The Swazi Observer, Swaziland
SD urged to lead EPA negotiations
By Thabile Masuku
14 June 2007
The country has been urged to play a leading role in the finalisation of the Economic Partnership Agreement (EPA).
Speaking during the Europe Day held at Ezulwini yesterday, Ambassador and head of delegation to Lesotho and Swaziland Beck Christiansen said the finalisation of the EPA was a major task facing Swaziland, SADC and the European Union.
“The WTO waiver for the trade regime of the Cotonou Agreement expires on 31 December this year and a new system must be in place by then,” Christiansen said, adding that Swaziland, as a middle income country, had a particular interest in the success of these negotiations.
“If there is no trade regime in place Swaziland will fall under the generalised system of preferences which is clearly far less favourable than the current system or the trade offer made by the EU. I invite Swaziland to be more pro-active in ensuring an outcome which is beneficial to your country by convincing your neighbour about your interests which to a high degree will be benefitting South African companies active in Swaziland,” he said.
The ambassador further rejected the notion that the EU was doing this in its self-interest.
“This is done in the interest of developing regional co-operation and to induce countries themselves to create the illusive development through regional trade,” he said.
Christiansen stated that doubt had been sown in certain circles about the EU’s intentions and that this would be benefitting the ACP states.
“The work we are doing to help the 18 sugar industry countries, including Swaziland, should be proof enough about our seriousness of assisting in a difficult transition period.
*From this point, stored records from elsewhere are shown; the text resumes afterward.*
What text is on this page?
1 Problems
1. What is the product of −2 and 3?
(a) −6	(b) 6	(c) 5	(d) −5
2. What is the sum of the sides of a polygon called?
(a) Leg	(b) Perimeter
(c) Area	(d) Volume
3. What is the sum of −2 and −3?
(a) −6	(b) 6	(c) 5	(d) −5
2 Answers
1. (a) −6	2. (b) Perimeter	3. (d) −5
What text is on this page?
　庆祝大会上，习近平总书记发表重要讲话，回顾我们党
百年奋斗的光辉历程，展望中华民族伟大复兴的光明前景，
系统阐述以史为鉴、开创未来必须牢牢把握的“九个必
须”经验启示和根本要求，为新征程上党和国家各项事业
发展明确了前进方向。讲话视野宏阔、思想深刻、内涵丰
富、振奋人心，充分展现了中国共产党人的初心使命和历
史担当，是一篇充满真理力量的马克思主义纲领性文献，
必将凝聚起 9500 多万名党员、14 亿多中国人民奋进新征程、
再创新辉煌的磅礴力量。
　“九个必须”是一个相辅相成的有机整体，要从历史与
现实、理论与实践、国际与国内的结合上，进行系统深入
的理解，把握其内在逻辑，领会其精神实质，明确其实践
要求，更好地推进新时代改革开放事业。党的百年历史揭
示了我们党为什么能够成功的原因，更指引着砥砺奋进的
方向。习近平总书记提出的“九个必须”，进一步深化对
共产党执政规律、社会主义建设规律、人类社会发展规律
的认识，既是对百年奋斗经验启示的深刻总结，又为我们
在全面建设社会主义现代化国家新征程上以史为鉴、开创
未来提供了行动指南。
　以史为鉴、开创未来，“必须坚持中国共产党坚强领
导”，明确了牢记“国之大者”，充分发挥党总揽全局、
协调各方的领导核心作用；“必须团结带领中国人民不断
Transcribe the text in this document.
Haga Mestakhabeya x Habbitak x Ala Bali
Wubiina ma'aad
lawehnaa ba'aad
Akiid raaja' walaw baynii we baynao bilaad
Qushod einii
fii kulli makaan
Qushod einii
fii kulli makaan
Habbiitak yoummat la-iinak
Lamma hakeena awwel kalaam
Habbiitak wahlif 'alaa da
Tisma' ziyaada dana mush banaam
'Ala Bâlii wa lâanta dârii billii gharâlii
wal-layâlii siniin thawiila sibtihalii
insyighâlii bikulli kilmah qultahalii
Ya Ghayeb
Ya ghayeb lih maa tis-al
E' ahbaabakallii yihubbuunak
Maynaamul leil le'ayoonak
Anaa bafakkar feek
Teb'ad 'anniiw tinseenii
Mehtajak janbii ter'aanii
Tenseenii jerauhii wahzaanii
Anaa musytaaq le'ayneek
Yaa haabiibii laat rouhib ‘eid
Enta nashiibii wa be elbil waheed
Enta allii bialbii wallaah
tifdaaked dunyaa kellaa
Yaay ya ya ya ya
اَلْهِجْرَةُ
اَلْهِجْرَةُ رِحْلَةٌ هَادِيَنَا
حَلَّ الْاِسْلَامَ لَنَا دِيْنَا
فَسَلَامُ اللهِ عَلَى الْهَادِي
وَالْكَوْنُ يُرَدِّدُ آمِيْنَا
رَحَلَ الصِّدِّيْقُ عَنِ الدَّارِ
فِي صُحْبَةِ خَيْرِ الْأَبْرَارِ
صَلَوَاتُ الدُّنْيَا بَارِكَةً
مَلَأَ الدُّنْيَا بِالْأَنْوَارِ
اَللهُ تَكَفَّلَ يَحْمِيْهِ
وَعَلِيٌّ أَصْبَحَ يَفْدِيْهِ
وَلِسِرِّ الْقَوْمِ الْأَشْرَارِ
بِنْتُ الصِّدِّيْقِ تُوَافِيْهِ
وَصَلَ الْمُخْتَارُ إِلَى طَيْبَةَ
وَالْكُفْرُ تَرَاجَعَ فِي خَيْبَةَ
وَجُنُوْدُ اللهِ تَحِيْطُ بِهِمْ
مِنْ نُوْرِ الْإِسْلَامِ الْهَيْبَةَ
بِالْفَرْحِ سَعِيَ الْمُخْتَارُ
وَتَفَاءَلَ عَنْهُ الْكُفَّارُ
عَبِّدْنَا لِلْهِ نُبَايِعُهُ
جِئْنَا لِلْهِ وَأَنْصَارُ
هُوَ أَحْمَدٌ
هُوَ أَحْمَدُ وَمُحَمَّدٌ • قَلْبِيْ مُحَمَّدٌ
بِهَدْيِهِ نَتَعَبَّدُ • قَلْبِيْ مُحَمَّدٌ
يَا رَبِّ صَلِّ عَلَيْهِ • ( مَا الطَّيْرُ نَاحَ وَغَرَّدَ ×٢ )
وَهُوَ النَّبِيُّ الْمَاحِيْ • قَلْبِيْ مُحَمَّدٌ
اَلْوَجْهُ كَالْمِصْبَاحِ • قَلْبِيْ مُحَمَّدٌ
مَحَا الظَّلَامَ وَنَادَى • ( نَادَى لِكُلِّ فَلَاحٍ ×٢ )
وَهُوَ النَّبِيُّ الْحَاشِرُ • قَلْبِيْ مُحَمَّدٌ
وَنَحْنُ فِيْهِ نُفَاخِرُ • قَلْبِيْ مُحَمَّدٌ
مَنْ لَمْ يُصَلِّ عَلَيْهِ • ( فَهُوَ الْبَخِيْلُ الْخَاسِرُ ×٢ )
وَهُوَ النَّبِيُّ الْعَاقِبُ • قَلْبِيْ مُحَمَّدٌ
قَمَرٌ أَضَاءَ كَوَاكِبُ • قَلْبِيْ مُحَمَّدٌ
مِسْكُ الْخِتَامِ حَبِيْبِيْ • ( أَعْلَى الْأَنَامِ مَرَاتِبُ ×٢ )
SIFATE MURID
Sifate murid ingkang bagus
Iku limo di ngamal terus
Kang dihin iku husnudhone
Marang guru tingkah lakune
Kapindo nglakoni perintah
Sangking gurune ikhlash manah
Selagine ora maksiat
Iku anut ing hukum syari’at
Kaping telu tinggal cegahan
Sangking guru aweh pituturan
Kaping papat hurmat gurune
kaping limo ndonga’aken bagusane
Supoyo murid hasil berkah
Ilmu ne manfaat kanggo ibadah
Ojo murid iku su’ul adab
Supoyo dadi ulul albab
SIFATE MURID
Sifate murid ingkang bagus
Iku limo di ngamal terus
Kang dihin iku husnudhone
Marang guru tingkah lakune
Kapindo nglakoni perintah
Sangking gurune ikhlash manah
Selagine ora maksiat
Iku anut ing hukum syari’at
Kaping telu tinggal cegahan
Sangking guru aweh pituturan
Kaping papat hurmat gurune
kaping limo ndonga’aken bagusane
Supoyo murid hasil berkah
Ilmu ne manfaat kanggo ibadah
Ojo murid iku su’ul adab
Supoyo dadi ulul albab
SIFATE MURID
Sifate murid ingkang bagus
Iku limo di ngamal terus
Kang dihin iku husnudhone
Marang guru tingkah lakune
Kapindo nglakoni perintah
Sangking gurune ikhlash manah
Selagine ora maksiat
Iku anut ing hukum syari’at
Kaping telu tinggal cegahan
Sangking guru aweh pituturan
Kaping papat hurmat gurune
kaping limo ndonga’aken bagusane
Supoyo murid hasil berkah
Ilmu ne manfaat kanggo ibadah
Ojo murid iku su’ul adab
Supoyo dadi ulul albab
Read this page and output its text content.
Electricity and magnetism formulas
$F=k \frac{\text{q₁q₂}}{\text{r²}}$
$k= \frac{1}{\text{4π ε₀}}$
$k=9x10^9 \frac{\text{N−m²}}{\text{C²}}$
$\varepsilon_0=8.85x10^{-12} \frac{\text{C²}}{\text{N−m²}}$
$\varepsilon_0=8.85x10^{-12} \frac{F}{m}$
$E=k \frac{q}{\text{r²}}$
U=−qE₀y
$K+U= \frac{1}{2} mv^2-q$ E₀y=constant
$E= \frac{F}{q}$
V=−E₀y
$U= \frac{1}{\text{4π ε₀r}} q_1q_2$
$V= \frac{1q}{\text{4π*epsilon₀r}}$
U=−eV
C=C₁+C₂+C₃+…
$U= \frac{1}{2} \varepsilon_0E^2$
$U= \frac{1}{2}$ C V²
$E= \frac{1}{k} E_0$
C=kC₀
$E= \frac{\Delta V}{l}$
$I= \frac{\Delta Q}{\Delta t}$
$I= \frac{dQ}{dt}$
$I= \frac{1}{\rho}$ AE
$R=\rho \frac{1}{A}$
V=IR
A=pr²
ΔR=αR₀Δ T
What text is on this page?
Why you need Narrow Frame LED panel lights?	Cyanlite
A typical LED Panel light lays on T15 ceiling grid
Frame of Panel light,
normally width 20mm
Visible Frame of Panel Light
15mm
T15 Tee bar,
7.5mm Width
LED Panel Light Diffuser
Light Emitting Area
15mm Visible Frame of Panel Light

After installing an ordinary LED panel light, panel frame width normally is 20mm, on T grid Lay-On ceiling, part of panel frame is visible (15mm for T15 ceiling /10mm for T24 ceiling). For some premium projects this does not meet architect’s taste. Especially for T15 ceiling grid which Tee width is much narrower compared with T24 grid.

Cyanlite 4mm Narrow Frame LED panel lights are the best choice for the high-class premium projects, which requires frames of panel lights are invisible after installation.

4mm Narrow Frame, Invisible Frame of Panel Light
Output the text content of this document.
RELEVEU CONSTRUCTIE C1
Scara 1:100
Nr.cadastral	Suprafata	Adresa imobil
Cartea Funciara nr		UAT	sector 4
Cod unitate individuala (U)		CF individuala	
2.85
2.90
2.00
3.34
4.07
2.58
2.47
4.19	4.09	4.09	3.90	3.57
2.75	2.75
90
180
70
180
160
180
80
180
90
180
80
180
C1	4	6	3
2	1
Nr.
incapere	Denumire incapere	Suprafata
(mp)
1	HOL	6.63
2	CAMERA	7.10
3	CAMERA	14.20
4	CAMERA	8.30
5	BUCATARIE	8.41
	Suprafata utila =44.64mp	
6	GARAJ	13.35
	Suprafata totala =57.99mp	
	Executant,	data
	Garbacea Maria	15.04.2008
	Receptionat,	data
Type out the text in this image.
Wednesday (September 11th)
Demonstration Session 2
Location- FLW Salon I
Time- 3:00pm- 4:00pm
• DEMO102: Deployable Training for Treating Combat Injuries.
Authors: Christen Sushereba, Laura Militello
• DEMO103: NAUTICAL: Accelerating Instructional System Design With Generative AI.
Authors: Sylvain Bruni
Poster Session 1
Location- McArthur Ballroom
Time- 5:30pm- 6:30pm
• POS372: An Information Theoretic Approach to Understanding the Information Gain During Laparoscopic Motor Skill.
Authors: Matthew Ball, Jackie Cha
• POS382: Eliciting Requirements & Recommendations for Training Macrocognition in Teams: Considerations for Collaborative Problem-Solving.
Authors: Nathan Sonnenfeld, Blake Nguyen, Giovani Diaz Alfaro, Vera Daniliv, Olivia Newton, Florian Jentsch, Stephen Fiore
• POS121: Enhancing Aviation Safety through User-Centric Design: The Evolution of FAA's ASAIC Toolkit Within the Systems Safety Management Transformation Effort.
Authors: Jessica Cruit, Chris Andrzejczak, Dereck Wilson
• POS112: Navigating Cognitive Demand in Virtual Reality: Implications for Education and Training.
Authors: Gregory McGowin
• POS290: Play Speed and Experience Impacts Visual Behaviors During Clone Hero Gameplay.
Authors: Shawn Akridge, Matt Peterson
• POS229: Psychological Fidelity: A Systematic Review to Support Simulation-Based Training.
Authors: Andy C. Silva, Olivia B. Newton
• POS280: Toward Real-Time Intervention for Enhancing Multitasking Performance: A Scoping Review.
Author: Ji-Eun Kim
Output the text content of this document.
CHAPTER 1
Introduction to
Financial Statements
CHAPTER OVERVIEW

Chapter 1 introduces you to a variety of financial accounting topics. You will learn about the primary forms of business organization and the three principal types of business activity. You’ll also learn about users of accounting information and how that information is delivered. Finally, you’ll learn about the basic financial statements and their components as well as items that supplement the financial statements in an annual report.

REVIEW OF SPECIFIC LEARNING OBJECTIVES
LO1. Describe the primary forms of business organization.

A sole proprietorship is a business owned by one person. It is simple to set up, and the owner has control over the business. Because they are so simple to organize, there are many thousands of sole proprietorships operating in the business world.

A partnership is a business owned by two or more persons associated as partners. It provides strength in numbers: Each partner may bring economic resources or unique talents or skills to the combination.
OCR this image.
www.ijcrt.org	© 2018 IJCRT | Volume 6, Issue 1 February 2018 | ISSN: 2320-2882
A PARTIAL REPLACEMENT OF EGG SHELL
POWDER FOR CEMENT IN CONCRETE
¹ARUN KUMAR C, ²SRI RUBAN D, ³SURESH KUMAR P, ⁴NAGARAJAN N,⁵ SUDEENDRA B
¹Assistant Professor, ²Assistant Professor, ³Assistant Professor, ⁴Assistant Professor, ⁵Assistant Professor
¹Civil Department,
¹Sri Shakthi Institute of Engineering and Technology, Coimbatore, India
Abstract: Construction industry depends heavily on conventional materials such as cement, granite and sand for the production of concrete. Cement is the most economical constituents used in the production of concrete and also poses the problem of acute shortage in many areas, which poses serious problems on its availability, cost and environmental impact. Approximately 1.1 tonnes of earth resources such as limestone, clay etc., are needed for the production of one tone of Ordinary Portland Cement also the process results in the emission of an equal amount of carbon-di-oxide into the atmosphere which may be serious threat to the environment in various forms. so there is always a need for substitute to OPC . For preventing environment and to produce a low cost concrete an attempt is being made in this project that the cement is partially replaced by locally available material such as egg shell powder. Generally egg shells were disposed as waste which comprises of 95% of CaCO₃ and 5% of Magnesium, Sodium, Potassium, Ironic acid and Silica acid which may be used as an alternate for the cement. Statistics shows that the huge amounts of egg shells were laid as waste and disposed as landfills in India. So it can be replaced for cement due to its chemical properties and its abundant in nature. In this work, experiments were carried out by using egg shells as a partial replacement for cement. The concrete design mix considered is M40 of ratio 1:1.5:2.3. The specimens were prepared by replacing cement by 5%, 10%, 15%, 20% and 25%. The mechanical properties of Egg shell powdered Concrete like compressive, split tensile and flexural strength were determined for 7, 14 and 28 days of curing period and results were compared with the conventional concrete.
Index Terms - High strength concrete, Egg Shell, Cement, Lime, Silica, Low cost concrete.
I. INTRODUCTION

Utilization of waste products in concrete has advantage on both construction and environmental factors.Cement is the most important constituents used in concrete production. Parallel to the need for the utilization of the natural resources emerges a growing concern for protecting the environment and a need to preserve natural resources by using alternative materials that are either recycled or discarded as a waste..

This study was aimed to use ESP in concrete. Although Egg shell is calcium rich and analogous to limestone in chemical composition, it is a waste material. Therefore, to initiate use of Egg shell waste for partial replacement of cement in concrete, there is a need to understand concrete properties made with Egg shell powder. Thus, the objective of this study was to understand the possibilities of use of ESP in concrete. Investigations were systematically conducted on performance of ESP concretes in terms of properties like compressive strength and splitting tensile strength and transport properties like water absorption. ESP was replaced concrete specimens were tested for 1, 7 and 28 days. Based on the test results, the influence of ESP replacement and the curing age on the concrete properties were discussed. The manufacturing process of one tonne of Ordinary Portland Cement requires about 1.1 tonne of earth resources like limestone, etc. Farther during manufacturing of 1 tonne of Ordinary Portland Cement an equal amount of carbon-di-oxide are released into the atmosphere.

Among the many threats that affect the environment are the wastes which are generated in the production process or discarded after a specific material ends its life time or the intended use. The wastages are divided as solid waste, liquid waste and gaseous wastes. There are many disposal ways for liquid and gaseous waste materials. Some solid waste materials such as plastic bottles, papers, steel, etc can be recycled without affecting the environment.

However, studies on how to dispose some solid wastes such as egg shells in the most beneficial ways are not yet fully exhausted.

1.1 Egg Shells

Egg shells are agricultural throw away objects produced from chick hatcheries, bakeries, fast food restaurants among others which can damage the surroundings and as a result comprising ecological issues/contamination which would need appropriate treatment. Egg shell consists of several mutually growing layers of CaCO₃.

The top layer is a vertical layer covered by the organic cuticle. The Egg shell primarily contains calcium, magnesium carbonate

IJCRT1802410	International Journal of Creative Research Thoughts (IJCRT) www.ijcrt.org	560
We will do likewise once we have agreed on this EPA,” he said.
The EU recently announced a sugar market reform which will reduce the EU (and ACP exporter) sugar process by 36 percent. The country will benefit from this special measure as one of the 18 ACP sugar protocol countries.
The EU will be assisting the country on an annual basis. Last year, the EU pumped in 4.7 million Euros (about E45million) and this year the money increased to 15 million Euros (E140m).
“Similar amounts can be expected until 2013,” Christiansen said.